Hazal Kaya 'Kompleks sahibi değilim'
22 yaşında ama Türkiye’nin en çok merak edilen kadın oyuncularından biri Hazal Kaya. 'Adını Feriha Koydum'dan ayrılması, boyu, kilosu, fanları, yeni dizisi 'Son Yaz Balkanlar 1912' olay oldu.
22 yaşında ama Türkiye’nin en çok merak edilen kadın oyuncularından biri Hazal Kaya. ‘Adını Feriha Koydum’dan ayrılması, boyu, kilosu, fanları, yeni dizisi ‘Son Yaz Balkanlar 1912’ olay oldu. Dizisiyle ilgili konuştu ama iddialara karşı hep sustu. İçini dökmek için de Habertürk’ü seçti: "Boyumun kısa olması benim değil, başkalarının derdi."

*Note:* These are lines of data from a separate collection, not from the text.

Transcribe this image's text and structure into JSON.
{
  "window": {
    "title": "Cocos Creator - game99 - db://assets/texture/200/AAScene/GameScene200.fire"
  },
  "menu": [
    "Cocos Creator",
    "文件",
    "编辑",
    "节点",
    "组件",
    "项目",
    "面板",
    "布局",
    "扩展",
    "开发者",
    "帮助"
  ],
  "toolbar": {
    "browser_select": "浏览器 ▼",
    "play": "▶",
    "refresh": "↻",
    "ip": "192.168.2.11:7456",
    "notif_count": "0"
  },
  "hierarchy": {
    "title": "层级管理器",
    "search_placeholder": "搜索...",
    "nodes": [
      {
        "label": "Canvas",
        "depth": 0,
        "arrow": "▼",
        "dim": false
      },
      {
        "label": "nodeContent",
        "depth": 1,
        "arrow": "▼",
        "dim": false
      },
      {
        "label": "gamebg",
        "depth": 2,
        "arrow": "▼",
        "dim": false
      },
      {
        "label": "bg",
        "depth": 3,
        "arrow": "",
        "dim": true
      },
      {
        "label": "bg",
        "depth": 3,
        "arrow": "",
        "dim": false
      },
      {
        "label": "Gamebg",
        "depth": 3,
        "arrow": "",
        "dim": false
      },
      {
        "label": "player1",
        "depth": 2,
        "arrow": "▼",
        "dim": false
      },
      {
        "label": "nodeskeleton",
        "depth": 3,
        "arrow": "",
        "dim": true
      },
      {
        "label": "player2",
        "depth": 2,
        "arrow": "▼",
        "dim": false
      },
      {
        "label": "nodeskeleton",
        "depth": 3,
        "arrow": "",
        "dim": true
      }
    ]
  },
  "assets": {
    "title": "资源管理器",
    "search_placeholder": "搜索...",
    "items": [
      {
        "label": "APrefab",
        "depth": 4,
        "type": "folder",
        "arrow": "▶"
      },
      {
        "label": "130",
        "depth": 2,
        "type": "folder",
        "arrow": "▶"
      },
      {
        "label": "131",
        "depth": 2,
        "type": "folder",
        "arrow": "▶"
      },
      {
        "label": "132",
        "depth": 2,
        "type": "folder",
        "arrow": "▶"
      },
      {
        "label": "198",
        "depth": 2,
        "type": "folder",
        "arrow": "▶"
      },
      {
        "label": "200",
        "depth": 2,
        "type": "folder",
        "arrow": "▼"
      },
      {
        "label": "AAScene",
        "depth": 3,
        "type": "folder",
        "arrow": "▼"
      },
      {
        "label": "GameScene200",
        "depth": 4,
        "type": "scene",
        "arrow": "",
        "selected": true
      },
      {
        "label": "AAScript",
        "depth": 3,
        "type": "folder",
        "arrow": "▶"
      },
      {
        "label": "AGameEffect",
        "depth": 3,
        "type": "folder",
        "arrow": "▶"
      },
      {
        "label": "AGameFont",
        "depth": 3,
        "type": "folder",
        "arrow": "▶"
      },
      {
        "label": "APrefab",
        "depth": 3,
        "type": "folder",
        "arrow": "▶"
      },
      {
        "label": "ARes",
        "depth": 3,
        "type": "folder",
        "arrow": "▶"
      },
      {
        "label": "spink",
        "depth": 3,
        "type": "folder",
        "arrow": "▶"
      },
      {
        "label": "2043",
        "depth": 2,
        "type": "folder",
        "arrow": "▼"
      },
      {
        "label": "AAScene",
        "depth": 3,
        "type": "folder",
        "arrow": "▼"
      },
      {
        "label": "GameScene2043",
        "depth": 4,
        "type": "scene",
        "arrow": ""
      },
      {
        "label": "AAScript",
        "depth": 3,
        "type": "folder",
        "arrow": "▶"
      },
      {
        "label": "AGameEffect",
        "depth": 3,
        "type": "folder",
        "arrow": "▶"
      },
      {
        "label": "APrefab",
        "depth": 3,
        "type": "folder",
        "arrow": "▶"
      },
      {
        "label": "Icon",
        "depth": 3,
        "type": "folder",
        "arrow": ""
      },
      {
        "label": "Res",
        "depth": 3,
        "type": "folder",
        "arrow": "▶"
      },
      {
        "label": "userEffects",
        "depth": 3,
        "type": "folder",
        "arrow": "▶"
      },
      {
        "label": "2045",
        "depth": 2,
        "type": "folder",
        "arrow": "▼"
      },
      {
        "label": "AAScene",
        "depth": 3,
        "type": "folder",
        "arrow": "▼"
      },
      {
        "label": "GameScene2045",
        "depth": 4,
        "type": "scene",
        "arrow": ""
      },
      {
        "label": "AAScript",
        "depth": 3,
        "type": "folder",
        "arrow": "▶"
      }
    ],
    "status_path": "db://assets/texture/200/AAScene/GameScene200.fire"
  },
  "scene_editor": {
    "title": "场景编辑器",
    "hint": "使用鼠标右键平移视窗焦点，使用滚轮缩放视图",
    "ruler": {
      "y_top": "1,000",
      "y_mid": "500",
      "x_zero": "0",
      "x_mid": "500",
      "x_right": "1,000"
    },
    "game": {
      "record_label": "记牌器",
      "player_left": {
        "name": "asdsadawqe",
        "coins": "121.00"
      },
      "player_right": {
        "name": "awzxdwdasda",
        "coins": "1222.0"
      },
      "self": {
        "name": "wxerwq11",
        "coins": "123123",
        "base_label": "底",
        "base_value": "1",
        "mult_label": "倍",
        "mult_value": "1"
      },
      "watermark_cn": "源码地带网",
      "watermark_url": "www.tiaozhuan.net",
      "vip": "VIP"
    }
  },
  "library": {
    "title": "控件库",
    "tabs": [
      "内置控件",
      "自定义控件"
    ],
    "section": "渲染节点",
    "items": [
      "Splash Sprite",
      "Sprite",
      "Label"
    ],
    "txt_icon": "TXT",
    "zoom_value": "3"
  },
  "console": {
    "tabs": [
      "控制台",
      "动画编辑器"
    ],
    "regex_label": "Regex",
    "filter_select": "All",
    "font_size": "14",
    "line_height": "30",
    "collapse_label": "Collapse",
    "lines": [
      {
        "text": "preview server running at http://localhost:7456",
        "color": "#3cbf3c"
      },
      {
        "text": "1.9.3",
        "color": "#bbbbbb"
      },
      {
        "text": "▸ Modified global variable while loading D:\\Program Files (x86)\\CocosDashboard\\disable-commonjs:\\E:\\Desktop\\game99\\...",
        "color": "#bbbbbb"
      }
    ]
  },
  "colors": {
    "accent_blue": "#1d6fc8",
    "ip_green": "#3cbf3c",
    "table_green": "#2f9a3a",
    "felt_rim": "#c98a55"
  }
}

Aylardır hayranlarından "Lütfen Hazal Kaya’yla röportaj yapın" talebi alıyordum ama Hazal’la yolumuz bir türlü kesişemedi. Hafta başı Adam Film’in Kurumsal İletişim Direktörü Velhan Çantay arayıp "Oya, ‘Son Yaz Balkanlar 1912’ dizimiz için Makedonya’ya gelir misin? Hazal Kaya’yla da özel bir röportaj yapabileceksin" dediği anda valizim hazırdı. Ertesi sabah Makedonya’ya uçtum. Çünkü Hazal Kaya’yı çok merak ediyordum. Hazal, 5 yıl önce hayatımıza girdi ama ‘Genco’, ‘Aşk-ı Memnu’, ‘Behzat Ç.’ ve son olarak ‘Adını Feriha Koydum’ dizileriyle adını bu sektöre altın harflerle yazdırdı. Kimisi onun için şımarık dedi, bazısı da dünya tatlısı ama çoğunlukla kısa boylu... Her hareketi onun haber değerini artırdı ve o hiç kimseyi umursamadan kariyerinde başarı basamaklarını sağlam adımlarla çıktı. 22 yaşında bu kadar başarılı olması da merakımı ikiye katladı. Sete girdiğim anda oradan oraya koşuşturan, elinde senaryosu çalışmayı ihmal etmeyen ama hep gülen bir genç kızla karşılaştım. Ne yalan söyleyeyim hakkında çıkan haberler nedeniyle önyargılıydım. Ama o güler yüzü, zeki esprileri, bıcır bıcır enerjisiyle önyargımı yıktı. Hazal’la iki günü birlikte geçirdik. Neden bu kadar çok sevildiğini anlamaya çalıştım. Hazal, insanı sıcacık gülümsemesiyle kucaklıyor. Eğer sizden de aynı enerjiyi alırsa sizi samimiyetiyle bir yolculuğa çıkarıyor. O iyi bir dansçı ve bu röportaj o samimiyetin ilk dansı... Şimdi ben susuyorum ve sizi Hazal Kaya’yla bir yolculuğa çıkarıyorum.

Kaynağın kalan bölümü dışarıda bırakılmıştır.